Almanya’nın Yeni Yönelimi: Türkiye Artık “Müdahale Edilen” Değil, “Ortaklık Kurulan” Ülke
Almanya’nın yeni başbakanı Friedrich Merz, göreve geldiği günden bu yana ülkesinin dış politikasında daha rasyonel ve güvenlik merkezli bir çizgi izliyor.
Merz’in açıklamaları, Almanya’nın Türkiye’ye bakışında uzun yıllardır ilk kez bu denli pozitif bir dönüşümü temsil ediyor.
Alman Dışişleri Bakanı Johann Wadephul, kısa süre önce Ankara’da yaptığı açıklamada, Türkiye’yi “Avrupa güvenliğinin temel unsurlarından biri” olarak tanımlamıştı.
Bu tutum, selefi Yeşiller Partili Annalena Baerbock’un Türkiye’ye yönelik eleştirel yaklaşımından tamamen farklı bir tablo çiziyor.
Savunma Sanayii: Berlin’in Yeni Önceliği Ankara
Almanya’nın Türkiye ile savunma iş birliğini yeniden canlandırma isteği artık sadece diplomatik söylem değil, somut temaslarla gündeme geliyor.
Berlin yönetimi, uzun süredir Eurofighter Typhoon uçaklarının Türkiye’ye satışına onay vermiyordu. Ancak Merz döneminde bu konuda “lisans engelinin kaldırılması” yönünde görüşmeler hız kazandı.
Diplomatik kaynaklar, Almanya’nın Türkiye’den 75 adet milli savaş uçağı KAAN ile birlikte TB2, TB3, Akıncı ve Kızılelma insansız hava araçlarına yönelik ortak üretim ve teknoloji transferi seçeneklerini değerlendirdiğini aktarıyor.

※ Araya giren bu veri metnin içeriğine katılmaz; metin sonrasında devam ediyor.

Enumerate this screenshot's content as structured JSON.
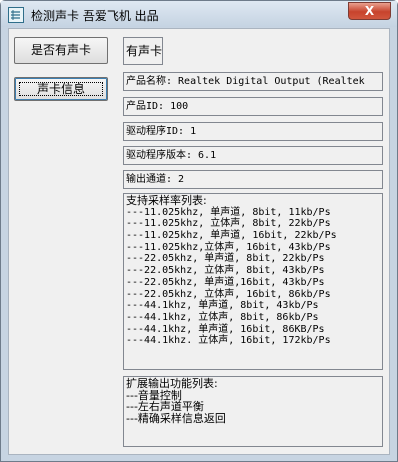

Resmî açıklama olmasa da, bu iddialar savunma sanayii çevrelerinde güçlü biçimde konuşuluyor.
Almanya’nın savunma bütçesinin 2025 itibarıyla 200 milyar avro seviyesine ulaşması, bu yeni dönemde Türkiye ile askeri iş birliğine mali zemin sağlayabilecek önemli bir faktör olarak görülüyor.
Ekonomi ve Güvenlik Dengesi: Türkiye’nin Artan Gücü Berlin’in Politikasını Değiştiriyor
2000–2024 yılları arasında Türkiye, gayrisafi yurt içi hasılasını (GSYH) satın alma gücü paritesine göre 6,2 kat, nominal olarak ise 4,8 kat artırdı.
Bu süreçte Türkiye’nin ekonomik kapasitesi, Almanya’nın GSYH’sinin satın alma gücü paritesine göre %26,9’undan %62,2’sine yükseldi.
Bu gelişme, Almanya için Türkiye’nin artık yalnızca “uyarılması gereken” değil, ekonomik olarak dikkate alınması gereken bir aktör haline geldiğini gösteriyor.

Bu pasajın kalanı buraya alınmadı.